* Brussels has challenged German road toll plans
* Says they discriminate unfairly against foreign drivers
* Case could eventually land in court
By Julia Fioretti
BRUSSELS, Feb 16 (Reuters) - Brussels could escalate a legal challenge to Berlin’s planned road toll in April, an EU source said on Tuesday, as the two sides remain at loggerheads over the German transport minister’s pet project.
The executive European Commission launched its challenge, known as an infringement proceeding, against Germany last June.
It argues that Germany’s plans to charge foreign drivers up to 130 euros ($145) a year to use its Autobahn motorways but give German drivers a corresponding reduction in automobile taxes contravene EU rules for equal treatment.

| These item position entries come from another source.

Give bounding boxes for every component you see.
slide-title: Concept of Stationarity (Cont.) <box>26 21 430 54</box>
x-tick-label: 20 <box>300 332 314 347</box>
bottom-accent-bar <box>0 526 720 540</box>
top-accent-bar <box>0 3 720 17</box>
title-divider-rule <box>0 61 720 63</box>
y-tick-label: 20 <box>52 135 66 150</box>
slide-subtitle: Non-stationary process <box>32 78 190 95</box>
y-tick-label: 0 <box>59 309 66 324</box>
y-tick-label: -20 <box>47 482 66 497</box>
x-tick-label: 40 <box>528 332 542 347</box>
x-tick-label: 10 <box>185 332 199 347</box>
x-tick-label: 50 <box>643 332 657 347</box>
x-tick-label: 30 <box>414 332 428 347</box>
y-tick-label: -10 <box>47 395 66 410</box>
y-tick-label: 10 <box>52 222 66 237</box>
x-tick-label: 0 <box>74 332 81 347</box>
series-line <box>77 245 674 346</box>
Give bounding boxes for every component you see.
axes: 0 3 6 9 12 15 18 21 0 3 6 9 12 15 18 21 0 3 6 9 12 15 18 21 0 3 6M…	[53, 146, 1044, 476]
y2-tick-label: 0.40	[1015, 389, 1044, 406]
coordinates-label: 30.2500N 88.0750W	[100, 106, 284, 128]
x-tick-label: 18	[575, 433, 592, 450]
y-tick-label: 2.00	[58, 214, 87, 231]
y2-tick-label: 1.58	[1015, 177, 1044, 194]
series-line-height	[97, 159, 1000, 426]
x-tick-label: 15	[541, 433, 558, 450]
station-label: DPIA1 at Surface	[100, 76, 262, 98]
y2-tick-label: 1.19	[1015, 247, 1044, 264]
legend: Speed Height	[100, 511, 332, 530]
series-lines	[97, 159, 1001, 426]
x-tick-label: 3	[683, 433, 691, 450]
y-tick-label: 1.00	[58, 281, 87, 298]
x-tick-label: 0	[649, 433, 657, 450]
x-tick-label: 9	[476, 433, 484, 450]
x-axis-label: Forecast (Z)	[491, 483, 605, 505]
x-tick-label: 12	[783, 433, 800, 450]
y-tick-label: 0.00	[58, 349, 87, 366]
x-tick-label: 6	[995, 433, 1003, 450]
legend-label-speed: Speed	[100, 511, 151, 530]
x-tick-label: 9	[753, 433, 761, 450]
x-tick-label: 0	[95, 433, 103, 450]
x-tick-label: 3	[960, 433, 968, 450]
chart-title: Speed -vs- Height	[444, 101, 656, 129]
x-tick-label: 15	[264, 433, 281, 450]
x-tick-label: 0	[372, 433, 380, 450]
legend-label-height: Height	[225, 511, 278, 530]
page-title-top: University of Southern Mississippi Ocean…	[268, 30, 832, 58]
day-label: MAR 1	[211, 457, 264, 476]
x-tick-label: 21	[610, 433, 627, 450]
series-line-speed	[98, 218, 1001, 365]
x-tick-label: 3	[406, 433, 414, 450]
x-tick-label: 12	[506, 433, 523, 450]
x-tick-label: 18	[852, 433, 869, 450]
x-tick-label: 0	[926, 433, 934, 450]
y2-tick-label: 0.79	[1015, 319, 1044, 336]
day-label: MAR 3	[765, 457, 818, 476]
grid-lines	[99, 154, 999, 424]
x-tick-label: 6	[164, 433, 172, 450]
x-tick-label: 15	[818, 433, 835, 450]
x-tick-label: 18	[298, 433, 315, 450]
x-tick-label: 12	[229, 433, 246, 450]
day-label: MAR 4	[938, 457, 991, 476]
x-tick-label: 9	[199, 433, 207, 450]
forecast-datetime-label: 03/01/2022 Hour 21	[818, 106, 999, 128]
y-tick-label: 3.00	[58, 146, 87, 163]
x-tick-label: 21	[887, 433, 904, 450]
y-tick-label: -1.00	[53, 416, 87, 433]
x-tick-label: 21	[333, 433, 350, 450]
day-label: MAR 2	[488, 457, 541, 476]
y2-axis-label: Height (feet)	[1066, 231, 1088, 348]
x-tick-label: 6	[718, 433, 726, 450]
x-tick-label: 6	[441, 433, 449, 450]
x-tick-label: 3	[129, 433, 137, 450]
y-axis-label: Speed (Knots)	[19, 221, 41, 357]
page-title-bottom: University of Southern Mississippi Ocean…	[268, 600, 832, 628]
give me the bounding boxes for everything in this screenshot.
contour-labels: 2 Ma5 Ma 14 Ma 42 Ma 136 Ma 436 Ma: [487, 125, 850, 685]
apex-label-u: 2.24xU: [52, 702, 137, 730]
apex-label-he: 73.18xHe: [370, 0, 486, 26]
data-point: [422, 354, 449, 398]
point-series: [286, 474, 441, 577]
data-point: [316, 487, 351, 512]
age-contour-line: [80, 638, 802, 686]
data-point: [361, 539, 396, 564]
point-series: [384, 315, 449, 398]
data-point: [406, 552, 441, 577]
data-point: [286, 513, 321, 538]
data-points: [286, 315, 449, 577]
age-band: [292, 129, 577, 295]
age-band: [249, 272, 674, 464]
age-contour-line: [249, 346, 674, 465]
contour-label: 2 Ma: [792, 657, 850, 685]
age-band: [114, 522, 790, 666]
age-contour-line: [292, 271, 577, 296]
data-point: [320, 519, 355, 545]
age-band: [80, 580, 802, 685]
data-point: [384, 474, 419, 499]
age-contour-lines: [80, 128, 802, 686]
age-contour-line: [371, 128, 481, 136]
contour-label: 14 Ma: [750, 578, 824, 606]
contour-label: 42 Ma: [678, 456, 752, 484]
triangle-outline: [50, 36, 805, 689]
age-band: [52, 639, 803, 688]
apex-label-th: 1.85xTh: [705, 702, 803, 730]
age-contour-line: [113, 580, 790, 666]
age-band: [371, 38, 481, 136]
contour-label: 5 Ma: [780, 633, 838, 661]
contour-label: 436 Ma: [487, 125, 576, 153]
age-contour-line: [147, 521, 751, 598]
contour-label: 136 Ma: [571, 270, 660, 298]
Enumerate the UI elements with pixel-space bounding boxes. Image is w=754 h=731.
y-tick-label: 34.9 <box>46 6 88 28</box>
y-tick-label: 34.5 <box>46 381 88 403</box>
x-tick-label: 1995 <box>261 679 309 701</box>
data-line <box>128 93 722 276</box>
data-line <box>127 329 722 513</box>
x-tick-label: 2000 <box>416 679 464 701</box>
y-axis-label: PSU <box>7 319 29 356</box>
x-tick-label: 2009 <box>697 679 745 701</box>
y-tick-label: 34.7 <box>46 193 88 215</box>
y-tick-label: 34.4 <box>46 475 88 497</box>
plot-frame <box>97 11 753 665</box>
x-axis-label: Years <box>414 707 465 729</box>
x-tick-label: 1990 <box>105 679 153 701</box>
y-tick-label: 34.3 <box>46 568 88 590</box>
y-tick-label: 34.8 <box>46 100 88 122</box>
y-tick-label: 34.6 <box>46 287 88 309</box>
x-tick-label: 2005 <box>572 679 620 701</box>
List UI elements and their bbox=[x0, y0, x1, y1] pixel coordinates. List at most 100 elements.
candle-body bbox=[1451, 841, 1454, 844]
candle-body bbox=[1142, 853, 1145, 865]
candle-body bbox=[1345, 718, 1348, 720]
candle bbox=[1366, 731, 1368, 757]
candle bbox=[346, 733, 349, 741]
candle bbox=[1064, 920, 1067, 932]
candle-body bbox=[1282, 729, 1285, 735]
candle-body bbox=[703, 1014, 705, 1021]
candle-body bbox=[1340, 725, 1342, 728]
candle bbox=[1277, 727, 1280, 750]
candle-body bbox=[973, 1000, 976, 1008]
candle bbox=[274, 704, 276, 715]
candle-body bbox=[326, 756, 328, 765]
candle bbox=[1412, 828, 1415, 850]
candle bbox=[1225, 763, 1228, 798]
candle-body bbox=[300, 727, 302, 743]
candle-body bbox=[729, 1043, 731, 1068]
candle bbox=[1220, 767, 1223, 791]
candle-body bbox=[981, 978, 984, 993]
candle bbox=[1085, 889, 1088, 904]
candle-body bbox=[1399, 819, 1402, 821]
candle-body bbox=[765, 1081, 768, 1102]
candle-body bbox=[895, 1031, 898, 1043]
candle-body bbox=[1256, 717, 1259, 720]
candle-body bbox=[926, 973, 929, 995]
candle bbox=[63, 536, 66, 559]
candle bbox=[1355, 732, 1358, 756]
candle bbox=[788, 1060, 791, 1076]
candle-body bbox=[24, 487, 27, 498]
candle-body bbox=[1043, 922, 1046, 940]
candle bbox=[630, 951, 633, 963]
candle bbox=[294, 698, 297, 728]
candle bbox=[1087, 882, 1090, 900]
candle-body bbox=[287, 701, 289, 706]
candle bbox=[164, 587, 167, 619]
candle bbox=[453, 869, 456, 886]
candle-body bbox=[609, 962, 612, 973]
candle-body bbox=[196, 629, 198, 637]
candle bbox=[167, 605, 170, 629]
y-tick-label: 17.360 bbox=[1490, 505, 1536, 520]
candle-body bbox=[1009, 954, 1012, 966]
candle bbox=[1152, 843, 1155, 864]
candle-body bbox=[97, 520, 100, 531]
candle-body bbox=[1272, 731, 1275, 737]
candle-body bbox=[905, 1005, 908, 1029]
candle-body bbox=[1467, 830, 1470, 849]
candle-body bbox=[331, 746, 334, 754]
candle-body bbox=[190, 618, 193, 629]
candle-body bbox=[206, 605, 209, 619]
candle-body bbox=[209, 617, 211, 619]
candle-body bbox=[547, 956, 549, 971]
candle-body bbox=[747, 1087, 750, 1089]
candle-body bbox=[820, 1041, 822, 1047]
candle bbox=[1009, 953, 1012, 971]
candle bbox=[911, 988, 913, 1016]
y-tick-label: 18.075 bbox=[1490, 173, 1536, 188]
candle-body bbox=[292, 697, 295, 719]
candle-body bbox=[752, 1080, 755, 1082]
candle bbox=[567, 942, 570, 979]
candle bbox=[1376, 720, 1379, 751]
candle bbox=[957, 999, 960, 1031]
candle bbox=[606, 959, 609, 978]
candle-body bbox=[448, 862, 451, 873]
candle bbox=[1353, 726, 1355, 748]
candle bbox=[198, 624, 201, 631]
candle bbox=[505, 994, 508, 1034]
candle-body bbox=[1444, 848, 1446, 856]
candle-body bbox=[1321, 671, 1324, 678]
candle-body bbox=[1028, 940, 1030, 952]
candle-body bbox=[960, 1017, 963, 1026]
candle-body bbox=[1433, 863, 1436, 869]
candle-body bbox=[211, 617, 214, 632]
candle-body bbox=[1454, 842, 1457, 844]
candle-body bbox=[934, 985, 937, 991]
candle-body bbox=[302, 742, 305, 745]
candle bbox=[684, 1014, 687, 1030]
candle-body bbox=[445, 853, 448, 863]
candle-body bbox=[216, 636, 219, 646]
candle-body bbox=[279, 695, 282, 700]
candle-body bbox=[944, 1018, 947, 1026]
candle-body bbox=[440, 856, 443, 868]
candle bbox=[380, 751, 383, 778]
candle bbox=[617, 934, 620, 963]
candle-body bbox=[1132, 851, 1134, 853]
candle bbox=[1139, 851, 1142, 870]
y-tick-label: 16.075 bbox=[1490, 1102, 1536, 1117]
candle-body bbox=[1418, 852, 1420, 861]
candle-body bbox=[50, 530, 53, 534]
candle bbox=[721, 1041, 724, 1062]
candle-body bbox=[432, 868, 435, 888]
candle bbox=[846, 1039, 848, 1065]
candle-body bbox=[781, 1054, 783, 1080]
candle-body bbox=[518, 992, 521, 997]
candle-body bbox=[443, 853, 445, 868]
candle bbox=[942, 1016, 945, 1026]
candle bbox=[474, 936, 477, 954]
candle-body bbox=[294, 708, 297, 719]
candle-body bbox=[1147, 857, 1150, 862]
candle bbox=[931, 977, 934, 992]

The Commission may issue an opinion in April in which it would lay out reasons it believes the toll breaches European Union law, an EU source said.
The step after that would be a referral to the European Court of Justice though the person said there has been no final decision and things could still change.
German Transport Minister Alexander Dobrindt has repeatedly rejected assertions that the toll is discriminatory and said it would generate some 500 million euros for the state each year, to be invested in transport infrastructure.
Initially meant to be introduced in 2016, the toll is on hold until Germany and the EU find an agreement.
European Commission spokesman Jakub Adamowicz said it had requested further information from Germany in December and was assessing what Berlin had provided before deciding on the next steps, which might be a reasoned opinion.
Dobrindt and his Bavarian Christian Social Union (CSU) party have long wanted foreign motorists to pay tolls on motorways because they say it is unfair that foreigners travel for free in Germany while Germans have to pay tolls in neighbouring countries such as Austria, Switzerland and France.
While the toll is a pet project of the CSU, Merkel’s bigger Christian Democrat (CDU) sister party and the co-governing centre-left Social Democrats (SPD) were long sceptical.
They finally agreed to the measure provided it conformed with EU rules.